The generated and simulated structures are integrated into a curated material database, which is analyzed using a workflow that combines machine learning with explainable AI techniques. This approach enables the identification of comprehensive structure–property relationships. The trained model predicts mechanical properties with high accuracy based on only a few structural descriptors. The results are presented in the form of interpretable material maps, which can be directly applied to material design.
Overall, this work demonstrates that the entire material development process—from data acquisition through modeling and simulation to data-driven analysis—can be represented within a unified, reproducible, and scalable framework. The developed workflows are generic, modular, and FAIR-documented, making them transferable to other material systems. The use of machine learning automates key steps and significantly increases the efficiency of the development process.
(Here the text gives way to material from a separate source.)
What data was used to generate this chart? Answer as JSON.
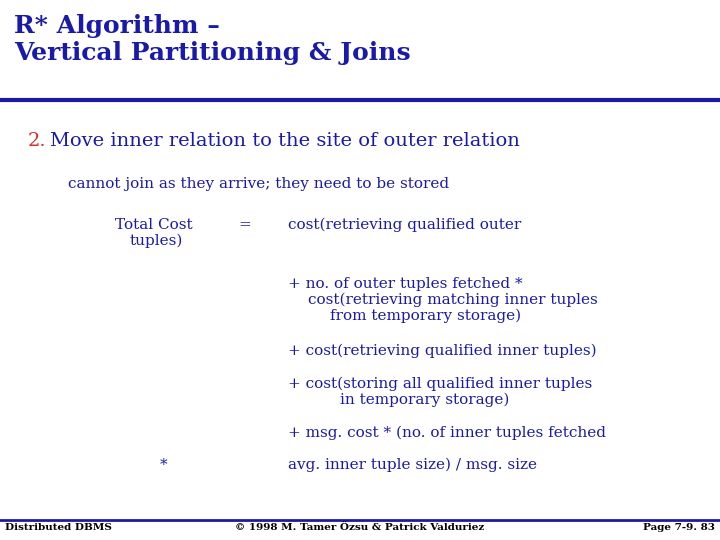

The application to polyurethane foam structures shows that mechanical properties such as compressive modulus and plateau stress can be accurately predicted from a small set of microstructural properties. This substantially reduces the need for time- and cost-intensive experiments and enables the targeted selection of promising structures. Thus, the thesis contributes both a methodological foundation for generic, data-driven material design and a concrete added value for the development of energy-absorbing lightweight components.